DÜNÜM, BUGÜNÜM, YARINIM

95 4 0
                                    

Dilem yatağına uzanmış elindeki kınalarına bakarken suratında şapşal bir gülümseme vardı. Zelal kınam yakıldı bugün inanabiliyor musun?

Zelal de hülyalı bir şekilde hıı yakıldı dedi.

Dünya yansa umurumda olmaz artık.

Yansın diye cevapladı Zelal.

Dilem bir gariplik olduğunu hemen fark etti. Zelal'e baktığında hülyalı bir şekilde tavanı izleyip kendi kendine gülümsüyordu.

Eh yarın da marsa çıkıp düğünümüzü yaparız.

Yaparız... diye cevap alınca da, eh oradan da uzay mekiğimize atlar aya gider balayımızı yaparız.

En güzelini yaparsınız.

Dilem aniden fırlayarak anlat bakalım neler oluyor diyerek Zelal'i dürttü.

Zelal kendine gelince, ne oluyor be niye dürtüp duruyorsun. Delirdin mi kızım sen?

Sana ne oluyor önce onu anlat bakalım. Ne bu hülyalı haller seni dünyadan koparan nedir bakalım.

Ben buradayım hiçbir şey de olduğu yoktur.

Tabi canım dünya yansın dedin sonra düğünü marsta yaptık ki en son aya balayına gönderiyordun bizi. Ha bir de uzay mekiğimiz vardı. Şimdi ya anlat doğruca yada ben öğrenmenin yolunu bulurum.

Zelal kendi söylediklerine bakınca ne kadar daldığını fark etti. Aklı o anda gezinirken kendi yanlış cevap veriyordu.

Seni dinliyorum Zelal...

Zelal utana sıkıla Hakan ile üst terasta yaşanılan her şeyi tek nefeste anlattı.

Dilem ise ağzı bir karış açık dinliyordu. Duyduklarını Zelal'den de Hakan'dan da beklemiyordu.
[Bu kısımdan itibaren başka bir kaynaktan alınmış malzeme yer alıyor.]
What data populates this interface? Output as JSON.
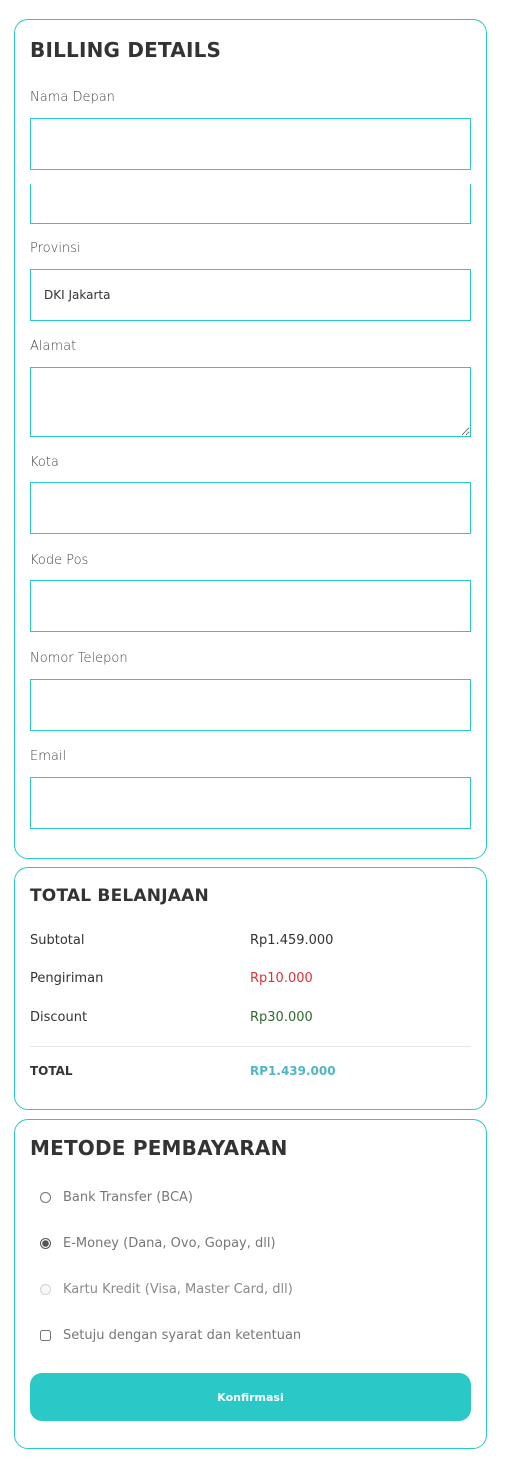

Ee bir şey demeyecek misin? Dilo.

Ohaa... Ben şok yaşıyorum. Tamam ikinize de gazı verdik ama bu şekilde tam gaz bir hareket beklemiyorduk.
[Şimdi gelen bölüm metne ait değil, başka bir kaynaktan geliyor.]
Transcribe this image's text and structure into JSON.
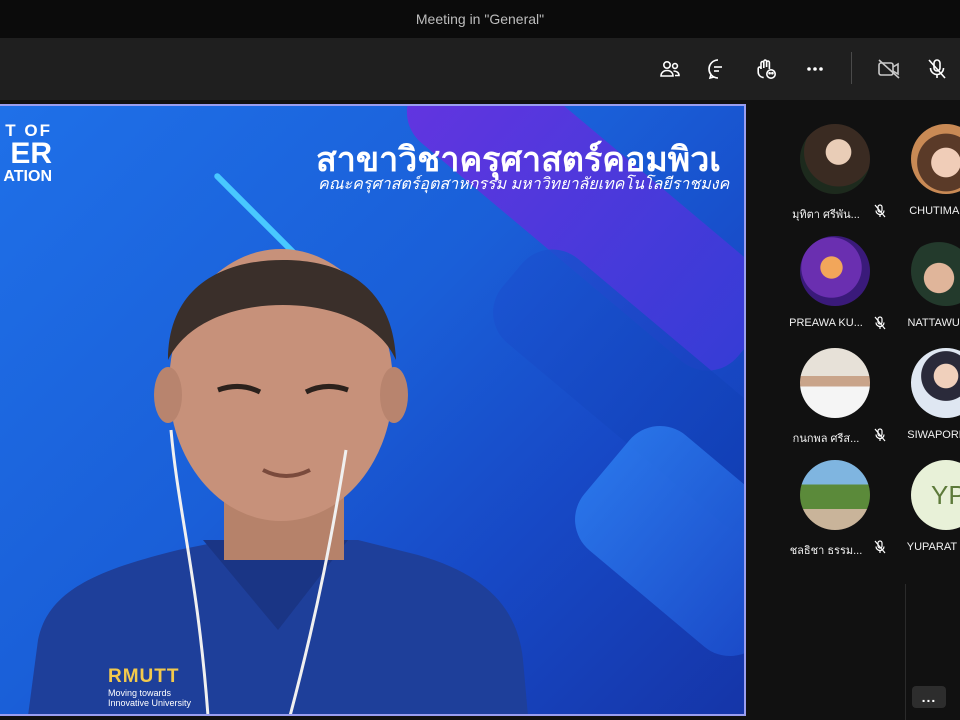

Gaz derken şu benim ailemin uygun görüp evleneceğim çocuktan mı bahsediyoruz. Yoksa şu otelde Hakanıma yaranmaya çalışan cilveli kızdan mı Dilem ağam.

Hakanıma mı? derken Dilemin gözleri parlıyordu. Ne ara Hakanım oldu uyuz Hakan.

Lafı çevirme Dilem. Şimdi anlat bakalım bana. Bütün bunları yaparken ne planlıyordunuz.

Neyi olacak güzel arkadaşım sizin saadetinizi. Birbirinizi seviyorsunuz, biz de biraz yaklaştırdım dedik. Hani görüyorum ki kötü de yapmamışız.

Sonunda beklenen adam gelmiş. Kadın da elini tutmuş onu bırakmamış.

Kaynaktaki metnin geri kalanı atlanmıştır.